Zeit und neue Kraft für neue Herausforderungen. Wie das Lüneburger Kopfsteinpflaster und die rutschigen Bordsteinkanten. Die Bundespolizistin sagt: „Ich nehme in solchen Situationen dann schon mal Hilfe in Anspruch, das musste ich auch erst lernen, weil ich es früher gewohnt war, immer alles selbst zu regeln.“

Von Alexander Hempelmann

Zur Person

Ausnahmeathletin auf dem Fahrrad

Kristina Vogel kam am 10. November 1990 in Leninskoje in der damaligen Sowjetunion (heute Kirgisistan) zur Welt. Sie machte in Deutschland Karriere als Bahnradsportlerin, gewann elf Weltmeistertitel, ist zweifache Olympiasiegerin, stellte mehrere Weltrekorde auf, holte 21 nationale Titel und wurde zigfach ausgezeichnet. Ein Trainingsunfall beendete im Juni 2018 ihre aktive sportliche Karriere, als Folge einer Kollision mit einem niederländischen Radsportler ist sie seither querschnittsgelähmt.

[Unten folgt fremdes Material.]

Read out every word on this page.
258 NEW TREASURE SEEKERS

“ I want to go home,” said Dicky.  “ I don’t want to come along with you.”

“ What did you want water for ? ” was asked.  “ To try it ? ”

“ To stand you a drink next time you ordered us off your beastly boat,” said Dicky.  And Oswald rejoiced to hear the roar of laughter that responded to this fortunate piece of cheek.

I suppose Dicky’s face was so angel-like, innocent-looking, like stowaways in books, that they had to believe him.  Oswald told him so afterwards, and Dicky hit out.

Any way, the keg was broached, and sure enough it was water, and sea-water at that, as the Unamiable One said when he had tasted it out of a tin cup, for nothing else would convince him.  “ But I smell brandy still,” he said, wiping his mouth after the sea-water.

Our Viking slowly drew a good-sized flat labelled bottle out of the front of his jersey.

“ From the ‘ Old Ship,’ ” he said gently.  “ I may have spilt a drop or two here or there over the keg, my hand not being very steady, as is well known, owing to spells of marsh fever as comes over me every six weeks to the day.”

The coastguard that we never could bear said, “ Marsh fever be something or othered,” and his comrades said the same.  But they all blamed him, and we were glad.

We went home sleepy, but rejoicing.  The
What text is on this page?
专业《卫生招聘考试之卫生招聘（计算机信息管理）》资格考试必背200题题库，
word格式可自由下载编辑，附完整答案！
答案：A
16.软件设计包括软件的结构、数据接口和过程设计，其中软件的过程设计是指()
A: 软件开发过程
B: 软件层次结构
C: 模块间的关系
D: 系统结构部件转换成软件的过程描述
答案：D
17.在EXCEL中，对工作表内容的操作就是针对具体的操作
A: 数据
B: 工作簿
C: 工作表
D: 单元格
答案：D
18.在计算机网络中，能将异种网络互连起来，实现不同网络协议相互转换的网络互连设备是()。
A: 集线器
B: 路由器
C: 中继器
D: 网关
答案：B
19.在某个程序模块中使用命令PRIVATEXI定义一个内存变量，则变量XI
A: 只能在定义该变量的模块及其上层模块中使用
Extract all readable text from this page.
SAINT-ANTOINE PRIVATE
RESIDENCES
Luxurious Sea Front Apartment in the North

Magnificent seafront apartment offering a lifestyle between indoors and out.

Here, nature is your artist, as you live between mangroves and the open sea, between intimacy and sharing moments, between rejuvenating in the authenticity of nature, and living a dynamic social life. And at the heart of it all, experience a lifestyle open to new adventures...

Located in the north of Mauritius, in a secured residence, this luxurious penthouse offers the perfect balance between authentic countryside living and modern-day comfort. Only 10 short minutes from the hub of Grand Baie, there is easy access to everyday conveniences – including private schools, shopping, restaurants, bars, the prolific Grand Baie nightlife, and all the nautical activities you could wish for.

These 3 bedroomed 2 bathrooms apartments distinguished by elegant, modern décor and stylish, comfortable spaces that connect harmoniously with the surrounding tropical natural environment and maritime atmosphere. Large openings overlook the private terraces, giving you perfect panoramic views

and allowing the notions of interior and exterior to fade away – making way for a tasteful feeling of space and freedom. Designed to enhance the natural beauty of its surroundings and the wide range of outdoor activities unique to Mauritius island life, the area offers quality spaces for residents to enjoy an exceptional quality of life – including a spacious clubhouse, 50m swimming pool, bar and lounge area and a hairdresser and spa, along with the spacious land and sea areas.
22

Die Erfurterin ist heute Trainerin und fördert vor allem junge Radsportler der Bundespolizei, die ihre große Karriere im besten Fall noch vor sich haben. Außerdem ist sie seit dem vergangenen Jahr Kommunalpolitikerin, als parteilose Kandidatin war sie über die CDU-Liste in den Stadtrat von Erfurt eingezogen. Dort setzt sie sich seither vor allem für die drei Themenschwerpunkte Sport, Inklusion und Sicherheit ein.